So the problem is, the column 'genres' is in str and not list so when accessing it, we're only getting 1 character at a  time.

In [11]:
import ast

df2['genres'] = df2['genres'].apply(lambda x: ast.literal_eval(x) if isinstance(x, str) else x)


In [12]:
print(type(df2['genres'].iloc[0]))


<class 'list'>


Converted to list and saved it.

In [13]:
df2.to_csv("cleaned_anime_data_01.csv", index=False)  # Saves without the index column


In [19]:
df3 = pd.read_csv("cleaned_anime_data_01.csv")


In [20]:
print(type(df3['genres'].iloc[0]))

<class 'str'>


in the new instance of the saved dataset, d3, the column still shows up as str and not list. this is because csv converts all lists back to str when saved.

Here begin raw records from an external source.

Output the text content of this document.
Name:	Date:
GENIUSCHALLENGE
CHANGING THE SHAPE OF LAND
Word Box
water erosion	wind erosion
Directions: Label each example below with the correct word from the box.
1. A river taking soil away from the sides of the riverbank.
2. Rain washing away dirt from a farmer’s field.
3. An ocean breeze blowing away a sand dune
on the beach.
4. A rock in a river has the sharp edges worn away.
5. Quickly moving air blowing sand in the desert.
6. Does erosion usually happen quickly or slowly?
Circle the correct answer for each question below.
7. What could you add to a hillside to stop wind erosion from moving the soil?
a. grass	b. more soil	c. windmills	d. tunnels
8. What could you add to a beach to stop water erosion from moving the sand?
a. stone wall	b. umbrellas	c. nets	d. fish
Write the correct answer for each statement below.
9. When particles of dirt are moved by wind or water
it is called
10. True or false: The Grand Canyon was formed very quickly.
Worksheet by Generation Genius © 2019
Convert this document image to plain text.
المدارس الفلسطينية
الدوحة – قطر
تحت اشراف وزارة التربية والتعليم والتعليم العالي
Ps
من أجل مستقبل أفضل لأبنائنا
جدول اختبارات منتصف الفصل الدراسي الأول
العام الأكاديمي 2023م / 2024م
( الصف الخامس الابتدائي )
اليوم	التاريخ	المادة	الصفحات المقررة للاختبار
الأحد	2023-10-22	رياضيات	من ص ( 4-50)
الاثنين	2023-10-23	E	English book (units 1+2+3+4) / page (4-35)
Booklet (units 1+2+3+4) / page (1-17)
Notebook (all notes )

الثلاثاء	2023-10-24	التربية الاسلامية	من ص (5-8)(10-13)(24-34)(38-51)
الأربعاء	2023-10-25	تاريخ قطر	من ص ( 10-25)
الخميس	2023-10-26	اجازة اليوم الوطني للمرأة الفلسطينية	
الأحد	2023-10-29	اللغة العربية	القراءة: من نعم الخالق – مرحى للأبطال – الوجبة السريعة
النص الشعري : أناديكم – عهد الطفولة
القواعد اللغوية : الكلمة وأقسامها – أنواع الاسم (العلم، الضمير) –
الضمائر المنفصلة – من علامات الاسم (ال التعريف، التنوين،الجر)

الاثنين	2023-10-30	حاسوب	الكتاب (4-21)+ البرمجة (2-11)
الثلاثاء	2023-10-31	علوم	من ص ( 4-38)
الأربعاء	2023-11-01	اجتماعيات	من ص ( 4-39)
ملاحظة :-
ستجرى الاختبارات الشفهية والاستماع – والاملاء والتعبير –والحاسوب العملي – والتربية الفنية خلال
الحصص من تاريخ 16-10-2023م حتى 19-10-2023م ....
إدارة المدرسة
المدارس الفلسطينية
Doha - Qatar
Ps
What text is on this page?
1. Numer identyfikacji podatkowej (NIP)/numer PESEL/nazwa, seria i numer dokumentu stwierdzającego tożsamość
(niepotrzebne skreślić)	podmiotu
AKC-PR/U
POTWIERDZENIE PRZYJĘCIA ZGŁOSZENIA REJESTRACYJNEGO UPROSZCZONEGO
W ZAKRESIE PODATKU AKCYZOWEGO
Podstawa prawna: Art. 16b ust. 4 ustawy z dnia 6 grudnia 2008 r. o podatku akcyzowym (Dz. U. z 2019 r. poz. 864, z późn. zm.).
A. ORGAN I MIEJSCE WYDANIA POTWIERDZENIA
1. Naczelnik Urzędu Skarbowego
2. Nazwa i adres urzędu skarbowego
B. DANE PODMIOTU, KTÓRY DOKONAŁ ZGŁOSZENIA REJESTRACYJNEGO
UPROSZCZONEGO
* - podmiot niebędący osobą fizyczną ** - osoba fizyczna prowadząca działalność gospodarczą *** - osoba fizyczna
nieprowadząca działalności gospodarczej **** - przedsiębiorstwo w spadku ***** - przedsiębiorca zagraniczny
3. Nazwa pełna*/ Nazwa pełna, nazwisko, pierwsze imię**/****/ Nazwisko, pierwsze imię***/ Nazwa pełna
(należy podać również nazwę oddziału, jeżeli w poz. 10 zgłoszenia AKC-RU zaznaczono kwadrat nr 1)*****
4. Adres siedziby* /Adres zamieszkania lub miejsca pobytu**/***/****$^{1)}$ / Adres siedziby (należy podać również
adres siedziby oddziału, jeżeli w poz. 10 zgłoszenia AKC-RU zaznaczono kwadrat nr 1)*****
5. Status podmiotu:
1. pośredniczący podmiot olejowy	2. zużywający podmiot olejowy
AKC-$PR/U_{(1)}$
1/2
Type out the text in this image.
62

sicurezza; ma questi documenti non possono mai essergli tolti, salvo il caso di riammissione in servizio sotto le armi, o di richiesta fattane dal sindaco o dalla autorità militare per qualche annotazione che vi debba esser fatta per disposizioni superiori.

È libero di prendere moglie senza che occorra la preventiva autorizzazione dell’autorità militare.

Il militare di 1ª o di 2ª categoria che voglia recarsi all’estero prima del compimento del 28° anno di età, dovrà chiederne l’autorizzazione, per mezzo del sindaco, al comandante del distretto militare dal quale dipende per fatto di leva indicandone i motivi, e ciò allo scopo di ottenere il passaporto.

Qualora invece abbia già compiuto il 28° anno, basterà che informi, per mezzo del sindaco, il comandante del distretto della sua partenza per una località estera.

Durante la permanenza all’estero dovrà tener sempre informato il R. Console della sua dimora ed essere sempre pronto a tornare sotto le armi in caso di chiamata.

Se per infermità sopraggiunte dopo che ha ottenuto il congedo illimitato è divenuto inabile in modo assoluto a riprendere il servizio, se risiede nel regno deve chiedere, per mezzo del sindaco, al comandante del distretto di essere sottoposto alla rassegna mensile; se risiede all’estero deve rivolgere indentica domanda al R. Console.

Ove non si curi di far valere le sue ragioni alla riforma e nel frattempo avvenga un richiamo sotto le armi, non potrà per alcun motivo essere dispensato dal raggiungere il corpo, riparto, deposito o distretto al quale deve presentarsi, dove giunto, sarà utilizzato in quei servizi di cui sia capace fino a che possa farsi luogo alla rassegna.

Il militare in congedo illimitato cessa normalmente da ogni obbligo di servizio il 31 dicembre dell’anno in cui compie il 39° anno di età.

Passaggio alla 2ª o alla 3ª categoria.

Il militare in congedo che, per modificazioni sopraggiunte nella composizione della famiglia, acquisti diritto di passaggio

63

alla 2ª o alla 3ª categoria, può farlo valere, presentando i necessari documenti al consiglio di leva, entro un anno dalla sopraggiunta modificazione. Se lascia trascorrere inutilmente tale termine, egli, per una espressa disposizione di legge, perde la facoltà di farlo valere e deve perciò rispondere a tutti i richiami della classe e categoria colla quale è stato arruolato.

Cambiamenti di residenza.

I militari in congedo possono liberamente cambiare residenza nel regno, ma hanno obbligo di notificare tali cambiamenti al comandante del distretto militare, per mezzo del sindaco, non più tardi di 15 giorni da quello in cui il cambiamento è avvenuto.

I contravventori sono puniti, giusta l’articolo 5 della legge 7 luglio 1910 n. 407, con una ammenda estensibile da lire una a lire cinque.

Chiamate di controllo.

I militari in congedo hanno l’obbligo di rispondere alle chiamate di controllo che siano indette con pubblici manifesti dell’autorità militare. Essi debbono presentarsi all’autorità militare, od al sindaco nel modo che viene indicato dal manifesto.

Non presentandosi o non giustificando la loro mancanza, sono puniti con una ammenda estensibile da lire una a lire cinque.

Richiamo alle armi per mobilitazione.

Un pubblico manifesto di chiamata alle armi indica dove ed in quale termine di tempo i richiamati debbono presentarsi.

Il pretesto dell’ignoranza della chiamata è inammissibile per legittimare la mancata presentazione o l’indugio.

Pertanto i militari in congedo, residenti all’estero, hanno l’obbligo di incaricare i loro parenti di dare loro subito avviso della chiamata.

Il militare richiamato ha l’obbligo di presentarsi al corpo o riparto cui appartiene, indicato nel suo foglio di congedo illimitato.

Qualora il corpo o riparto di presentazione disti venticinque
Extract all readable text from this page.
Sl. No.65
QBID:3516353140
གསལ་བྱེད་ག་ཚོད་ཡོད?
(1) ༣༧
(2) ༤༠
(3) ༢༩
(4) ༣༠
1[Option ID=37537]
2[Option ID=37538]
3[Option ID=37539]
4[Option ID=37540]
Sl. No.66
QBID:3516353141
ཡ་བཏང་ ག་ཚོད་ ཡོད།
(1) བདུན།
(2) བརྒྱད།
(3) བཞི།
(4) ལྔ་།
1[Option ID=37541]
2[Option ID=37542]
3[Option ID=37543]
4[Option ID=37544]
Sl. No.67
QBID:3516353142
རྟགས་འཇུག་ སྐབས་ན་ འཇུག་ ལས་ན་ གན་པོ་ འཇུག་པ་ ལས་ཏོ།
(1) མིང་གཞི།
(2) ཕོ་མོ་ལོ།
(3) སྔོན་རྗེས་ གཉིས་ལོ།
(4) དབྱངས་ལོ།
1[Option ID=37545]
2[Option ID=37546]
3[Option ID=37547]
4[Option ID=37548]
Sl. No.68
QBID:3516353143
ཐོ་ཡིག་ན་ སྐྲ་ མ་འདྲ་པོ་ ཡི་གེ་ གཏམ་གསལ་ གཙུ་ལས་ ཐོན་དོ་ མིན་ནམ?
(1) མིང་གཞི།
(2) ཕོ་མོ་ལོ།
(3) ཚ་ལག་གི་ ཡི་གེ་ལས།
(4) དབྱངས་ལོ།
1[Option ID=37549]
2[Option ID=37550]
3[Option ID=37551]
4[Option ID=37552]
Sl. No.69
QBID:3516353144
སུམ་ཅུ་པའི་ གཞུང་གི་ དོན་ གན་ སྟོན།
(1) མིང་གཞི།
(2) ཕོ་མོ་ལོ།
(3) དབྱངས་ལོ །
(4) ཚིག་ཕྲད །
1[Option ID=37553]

So have to keep converting it to list if needed.

Use Parquet for Large-Scale ML Projects
ML engineers working with big datasets (millions of rows) use Parquet instead of CSV because it:

1. Stores lists & nested data directly (no conversion needed)

2. Loads way faster than CSV

3. Uses less disk space


In [None]:
import pandas as pd
import ast

# Load CSV
df = pd.read_csv('cleaned_anime_data_01.csv')

# Convert 'genres' from string to list
df['genres'] = df['genres'].apply(lambda x: ast.literal_eval(x) if isinstance(x, str) else x)

# Save to Parquet
df.to_parquet("cleaned_anime_data.parquet", engine="pyarrow")

# Load Parquet
df2 = pd.read_parquet("cleaned_anime_data.parquet", engine="pyarrow")

# Check if 'genres' is a list now
print(type(df2['genres'].iloc[0]))  # Should print <class 'list'>


<class 'numpy.ndarray'>

In [None]:
from collections import Counter
genre_counts = Counter([g for sublist in df2['genres'] for g in sublist])
print(genre_counts.most_common(10))  # Top 10 most frequent genres

[('Comedy', 4165), ('Action', 3123), ('Fantasy', 2294), ('Adventure', 1993), ('Drama', 1926), ('Sci-Fi', 1868), ('Romance', 1649), ('Shounen', 1587), ('School', 1414), ('Slice of Life', 1332)]

In [None]:
df = pd.read_parquet("cleaned_anime_data.parquet")